Individuiamo delle linee progettuali nel contesto narrativo del tempo.
Partiamo dalle cose stesse rivelate dai luoghi dove sono letteralmente cadute
conformandoli.
Proponiamo cinque proposizioni condensate nei cinque cardini del processo di paesaggio: visibilità,
temporalità, temporaneità, accessibilità e narrazione.
La visibilità ricopre lo spazio dello sguardo con la sua profondità reale e immaginaria, costituendo la
premessa per una buona sistemazione del visibile che anima ogni sistemazione paesaggistica attenta ai luoghi. La sua
funzione estetica mira a quattro fattori essenziali: la percezione del bello, la cultura del gusto, la sensazione di
piacevolezza e una manifesta qualità della vita.

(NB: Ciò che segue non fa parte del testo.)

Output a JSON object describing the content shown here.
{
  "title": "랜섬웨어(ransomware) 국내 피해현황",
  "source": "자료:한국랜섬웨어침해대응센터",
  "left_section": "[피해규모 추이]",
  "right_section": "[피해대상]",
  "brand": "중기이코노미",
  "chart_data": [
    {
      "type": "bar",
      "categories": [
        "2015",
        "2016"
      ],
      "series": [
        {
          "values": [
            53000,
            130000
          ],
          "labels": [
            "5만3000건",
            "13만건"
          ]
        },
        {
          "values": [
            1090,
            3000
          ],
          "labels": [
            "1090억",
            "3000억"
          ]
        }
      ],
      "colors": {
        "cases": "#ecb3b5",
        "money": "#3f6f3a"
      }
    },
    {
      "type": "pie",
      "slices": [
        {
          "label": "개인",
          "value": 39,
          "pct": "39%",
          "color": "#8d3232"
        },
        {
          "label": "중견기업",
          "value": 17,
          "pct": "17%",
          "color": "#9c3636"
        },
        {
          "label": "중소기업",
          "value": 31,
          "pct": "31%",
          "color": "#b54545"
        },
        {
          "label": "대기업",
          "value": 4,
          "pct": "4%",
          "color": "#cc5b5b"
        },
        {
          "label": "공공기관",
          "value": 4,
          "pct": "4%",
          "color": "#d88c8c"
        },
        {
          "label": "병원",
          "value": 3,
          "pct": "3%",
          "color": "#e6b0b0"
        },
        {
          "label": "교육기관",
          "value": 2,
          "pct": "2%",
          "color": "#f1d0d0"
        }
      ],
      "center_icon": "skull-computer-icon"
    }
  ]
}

Si fonda sulla capacità dello sguardo quale eccellenza del paesaggista
che sa disporre il visibile di una costellazione di elementi in relazione tra loro in: a) un quadro unitario – l’uno in se
stesso distinto; b) un’immagine senza confini; c) uno spettacolo; d) un orizzonte visivo; e) un insieme eterogeneo di
differenze.
La temporalità è la connessione arte – natura – storia nel fluire del tempo. Forma il substrato della trama
di un paesaggio nella sua trasformazione. Qui convergono natura, storia, tradizione, eternità, il flusso passato – presente
– futuro, lo sviluppo – trasformazione del territorio, la continuità delle generazioni e la vita nella sua accezione
universale.
La temporaneità è l’arco momentaneo di una vita con la sua con-temporaneità con le altre epoche
costitutive delle temporalità parziali, che abbiamo chiamato racconti. La temporaneità può occupare lo spazio di un
racconto, parte della temporalità dove tutto fluisce.

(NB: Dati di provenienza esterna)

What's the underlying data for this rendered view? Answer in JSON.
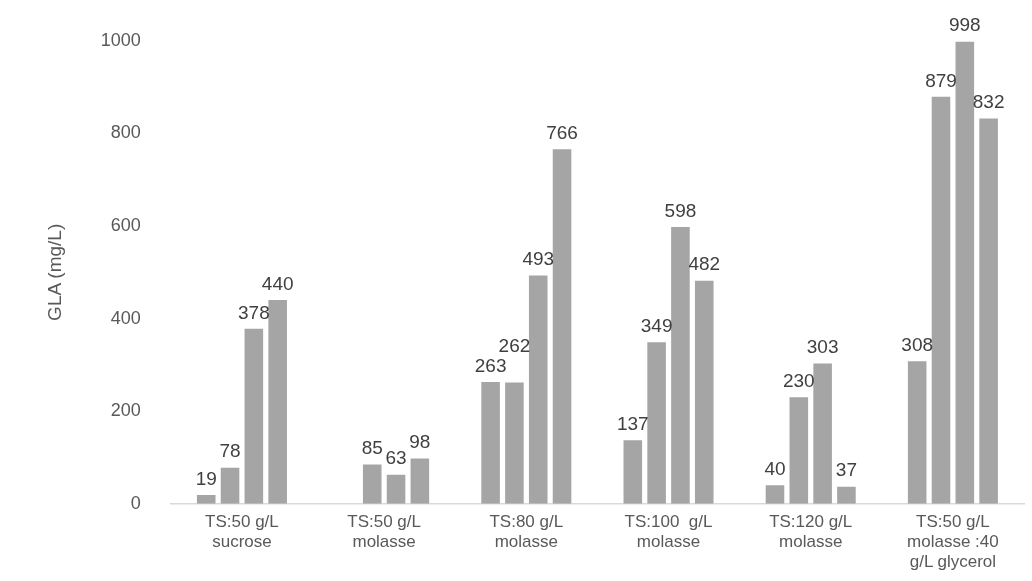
{
  "chart_data": {
    "type": "bar",
    "ylabel": "GLA (mg/L)",
    "categories": [
      "TS:50 g/L\nsucrose",
      "TS:50 g/L\nmolasse",
      "TS:80 g/L\nmolasse",
      "TS:100  g/L\nmolasse",
      "TS:120 g/L\nmolasse",
      "TS:50 g/L\nmolasse :40\ng/L glycerol"
    ],
    "series": [
      {
        "color": "#a5a5a5",
        "values": [
          19,
          null,
          263,
          137,
          40,
          308
        ]
      },
      {
        "color": "#a5a5a5",
        "values": [
          78,
          85,
          262,
          349,
          230,
          879
        ]
      },
      {
        "color": "#a5a5a5",
        "values": [
          378,
          63,
          493,
          598,
          303,
          998
        ]
      },
      {
        "color": "#a5a5a5",
        "values": [
          440,
          98,
          766,
          482,
          37,
          832
        ]
      }
    ],
    "ylim": [
      0,
      1000
    ],
    "yticks": [
      0,
      200,
      400,
      600,
      800,
      1000
    ],
    "grid": false,
    "legend": false,
    "data_labels": true
  }
}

L’accessibilità rende possibile l’ingresso nella temporalità e nella temporaneità, per cogliere un panorama
con i suoi contenuti e conoscere il proprio ambiente di vita, ammirandolo; scoprire un paesaggio di qualità. È l’accesso
all’accadere: sono le trame e gli avvenimenti che hanno attraversato un luogo, la scoperta del patrimonio, l’accesso
all’identità.
La narrazione, infine, connette i racconti in una forma definitiva con il suo senso, leggibile nel percorso
contemporaneo, dal passato al futuro. È la pratica stessa che perpetua il processo di paesaggio, permettendo il
conservarsi delle condizioni di un’esperienza dello sguardo per entrare nei luoghi e provare emozioni; per scoprire un
sito e leggerlo nella sua totalità e particolarità.

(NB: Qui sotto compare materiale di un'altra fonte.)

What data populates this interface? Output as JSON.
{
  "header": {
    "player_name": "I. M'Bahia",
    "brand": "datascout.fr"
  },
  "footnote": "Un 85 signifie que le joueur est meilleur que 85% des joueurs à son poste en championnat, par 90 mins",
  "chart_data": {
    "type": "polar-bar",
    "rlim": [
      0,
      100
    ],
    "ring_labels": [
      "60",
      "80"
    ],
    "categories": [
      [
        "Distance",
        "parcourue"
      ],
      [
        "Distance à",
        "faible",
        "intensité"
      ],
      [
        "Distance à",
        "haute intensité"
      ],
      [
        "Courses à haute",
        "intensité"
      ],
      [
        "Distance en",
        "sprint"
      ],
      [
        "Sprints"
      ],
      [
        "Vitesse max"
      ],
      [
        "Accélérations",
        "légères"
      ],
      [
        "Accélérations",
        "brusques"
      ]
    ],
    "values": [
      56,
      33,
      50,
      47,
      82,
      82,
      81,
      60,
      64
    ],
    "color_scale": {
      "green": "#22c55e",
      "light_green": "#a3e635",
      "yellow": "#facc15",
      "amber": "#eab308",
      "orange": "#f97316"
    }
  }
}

La pratica di paesaggio entra così in un processo di sistemazione trasferibile su ogni realtà perfezionabile
con l’esperienza e la continua riflessione, seguendo le indicazioni del metodo tracciato, rivolto ai luoghi dove
s’interviene. Un processo che elabora relazioni, rapporti di paesaggio tra i vari spazi da sistemare in vista di un quadro il
più possibilmente unitario nella sua eterogeneità: una sistemazione che tiene conto del residente. Un progetto che
perpetua il processo di paesaggio, inserendo nella narrazione lo spirito del suo tempo.